I was reading Valerie Reiss’s interview with spiritual teacher and medical intuitive Caroline Myss this morning, and I got caught up in what Myss says is today’s most common source of spiritual discontent. She said of her students:
People say things to me like, “I know I was born to do something, but what is it?” That incredible discontentment is like an epidemic in this spiritual community of ours. [It's] a passion to be of service to something greater than themselves. They misinterpret it as a search for an occupation. But what they’re really tapping into, what they’re really sensing, is that they have a need to discover their profound capacity to channel grace.
This quote reminded me so much of the themes at play in Henry James’ 1903 novella “The Beast in the Jungle” that I just had to mention it to you. The book is the tale of John Marcher, a man so detached from the moment, so separated from grace, that he just keeps waiting for his life to begin. He meets a lovely woman who relates to his fears and longings for something to happen. They see each other at fashionable parties and always speak of what he’s going through. She is kind, intellectual, perceptive. Nothing happens until something happens that gives Marcher’s life a shape. And then…

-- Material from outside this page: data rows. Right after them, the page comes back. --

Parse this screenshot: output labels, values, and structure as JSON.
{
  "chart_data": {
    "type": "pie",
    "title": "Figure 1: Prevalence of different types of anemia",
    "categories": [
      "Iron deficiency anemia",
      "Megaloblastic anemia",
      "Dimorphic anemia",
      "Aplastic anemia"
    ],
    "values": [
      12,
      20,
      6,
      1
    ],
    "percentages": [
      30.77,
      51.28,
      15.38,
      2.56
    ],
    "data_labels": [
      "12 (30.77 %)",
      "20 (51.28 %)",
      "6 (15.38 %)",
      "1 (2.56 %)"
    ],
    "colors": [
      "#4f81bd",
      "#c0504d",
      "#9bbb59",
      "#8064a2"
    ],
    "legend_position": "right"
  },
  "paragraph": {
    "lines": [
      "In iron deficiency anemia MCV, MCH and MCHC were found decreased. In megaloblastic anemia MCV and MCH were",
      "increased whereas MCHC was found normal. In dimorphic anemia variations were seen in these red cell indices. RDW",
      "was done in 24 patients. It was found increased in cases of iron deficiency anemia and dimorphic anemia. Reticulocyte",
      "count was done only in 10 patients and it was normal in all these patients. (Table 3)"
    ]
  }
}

I don’t want to spoil the plot. A lesson in “how to live” is embedded in this great novella. I used to keep passages of it taped all over my refrigerator. So if you’re looking for a small book you can knock off in a weekend, try “Beast,” or reread it if you studied it in college. It’s a wonderful text to discuss in a spiritual book group in light of what Myss is saying here about our communal search for ourselves and our connection to grace.